= Blind Willie Davis =

American musician

Blind Willie Davis (c. 1890s – 1930s) was an American blind gospel blues singer who recorded in the 1920s.

Davis recorded six sides for Paramount Records in 1928 and 1929. He sang solo and played slide guitar in a blues influenced style similar to that of Blind Willie Johnson. His material was strictly religious in nature and relied on reworkings of traditional hymns such as "Rock of Ages". He is noted for his versions of "When the Saints Go Marching In" and "I've Got a Key to the Kingdom", a song previously recorded by Washington Phillips and Bessie Johnson.
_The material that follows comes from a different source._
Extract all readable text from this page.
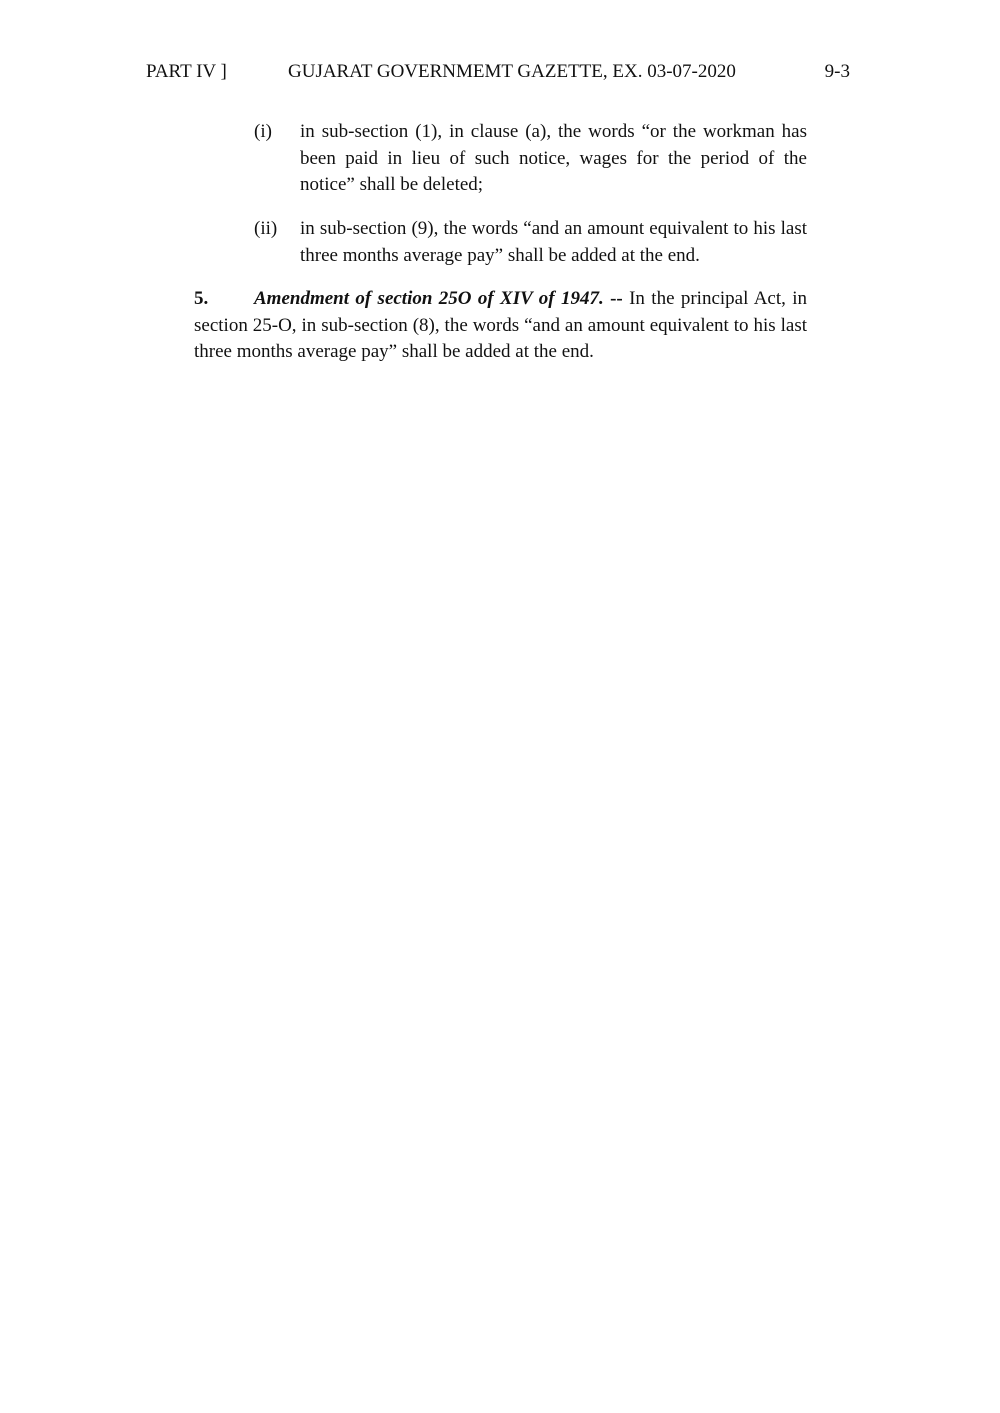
PART IV ]	GUJARAT GOVERNMEMT GAZETTE, EX. 03-07-2020	9-3
(i) in sub-section (1), in clause (a), the words “or the workman has been paid in lieu of such notice, wages for the period of the notice” shall be deleted;
(ii) in sub-section (9), the words “and an amount equivalent to his last three months average pay” shall be added at the end.
5. Amendment of section 25O of XIV of 1947. -- In the principal Act, in section 25-O, in sub-section (8), the words “and an amount equivalent to his last three months average pay” shall be added at the end.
Davis' version is radically reworked and stripped down to a powerful but simple slide guitar riff repeated at a fast tempo with the lyrics reduced to a basic chorus and apparently improvised lyrics. He sang in an emotional and somewhat slurred voice. Davis' other songs are of a similar nature although at a somewhat slower tempo and less intense pace.

Davis is a mysterious figure about whom little is known. Research done by Gayle Dean Wardlow in 1966 named his home as Bude, Mississippi, a small town in the southwest of the state. He reportedly was reluctant to record fearing he would be required to play secular material. He did not record again and his subsequent whereabouts and death are unknown. No photos of him are known to exist.

Davis' complete recorded works are available on Document Records.